The simple present tense is a grammatical form used to describe actions, events, or states that are habitual, general truths, or facts. It is one of the basic tenses in English and is relatively straightforward to use.
Formation: The simple present tense is formed by using the base form of the verb (infinitive) for all subjects except the third person singular, which adds an “-s” or “-es” to the verb.
I play tennis every Saturday.
You speak English fluently.
We eat dinner together as a family.
Negative sentences: To form negative sentences, we use the auxiliary verb “do” (in the present tense) + “not” + the base form of the main verb.
I do not play soccer.
She does not like spicy food.
They do not watch TV in the morning.
Interrogative sentences: To form interrogative sentences, we use the auxiliary verb “do” (in the present tense) + the subject + the base form of the main verb.

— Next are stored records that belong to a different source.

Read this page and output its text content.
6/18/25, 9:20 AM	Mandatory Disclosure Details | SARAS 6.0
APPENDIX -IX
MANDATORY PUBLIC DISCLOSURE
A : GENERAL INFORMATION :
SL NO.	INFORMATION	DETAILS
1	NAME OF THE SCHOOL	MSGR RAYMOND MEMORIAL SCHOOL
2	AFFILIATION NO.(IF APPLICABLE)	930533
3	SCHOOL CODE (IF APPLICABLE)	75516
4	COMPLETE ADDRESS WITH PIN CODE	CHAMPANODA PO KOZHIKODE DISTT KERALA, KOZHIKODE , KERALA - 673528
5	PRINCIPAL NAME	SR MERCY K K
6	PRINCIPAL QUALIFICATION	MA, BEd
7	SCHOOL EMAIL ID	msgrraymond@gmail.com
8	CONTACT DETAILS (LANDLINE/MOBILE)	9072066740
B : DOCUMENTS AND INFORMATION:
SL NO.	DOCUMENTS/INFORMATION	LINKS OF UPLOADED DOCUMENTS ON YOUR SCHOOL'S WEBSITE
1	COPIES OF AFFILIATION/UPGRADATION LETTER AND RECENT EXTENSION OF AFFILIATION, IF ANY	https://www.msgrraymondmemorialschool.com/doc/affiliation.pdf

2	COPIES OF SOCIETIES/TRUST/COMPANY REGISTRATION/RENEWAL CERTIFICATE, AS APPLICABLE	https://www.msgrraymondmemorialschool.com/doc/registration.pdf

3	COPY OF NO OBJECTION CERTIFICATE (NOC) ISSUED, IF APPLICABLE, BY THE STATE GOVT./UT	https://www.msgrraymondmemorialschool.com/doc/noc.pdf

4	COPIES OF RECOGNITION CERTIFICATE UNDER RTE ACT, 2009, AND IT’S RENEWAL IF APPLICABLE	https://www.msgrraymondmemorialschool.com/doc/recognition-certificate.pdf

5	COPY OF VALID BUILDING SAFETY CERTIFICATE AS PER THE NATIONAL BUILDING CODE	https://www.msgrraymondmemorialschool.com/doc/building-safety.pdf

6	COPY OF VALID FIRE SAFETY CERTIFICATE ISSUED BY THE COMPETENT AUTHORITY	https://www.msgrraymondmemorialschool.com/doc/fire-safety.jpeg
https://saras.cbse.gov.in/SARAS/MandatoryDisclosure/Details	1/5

For the third person singular, we use “does” instead of “do.”
Do you like chocolate?
Does he play the guitar?
Do they speak French?
Habitual actions: The simple present tense is commonly used to describe actions that are repeated regularly or habits.
I brush my teeth twice a day.
They go for a jog every morning.
She reads a book before going to bed.
General truths and facts: The simple present tense is used to express general truths, facts, or statements that are always true.
The Earth revolves around the Sun.
Water boils at 100 degrees Celsius.
Birds have wings.
Scheduled events: The simple present tense can be used to describe scheduled events or actions that occur in the near future.
The meeting starts at 9 a.m.
The train departs in 10 minutes.
The concert begins tomorrow night.
Commentaries and instructions: The simple present tense is often used in commentaries, sports broadcasts, and instructions.
The referee blows the whistle.
Now, mix the ingredients together.
The announcer describes the game.
It’s important to note that the simple present tense does not indicate the action happening at the exact moment of speaking, but rather it describes ongoing actions, habitual actions, general truths, or scheduled events.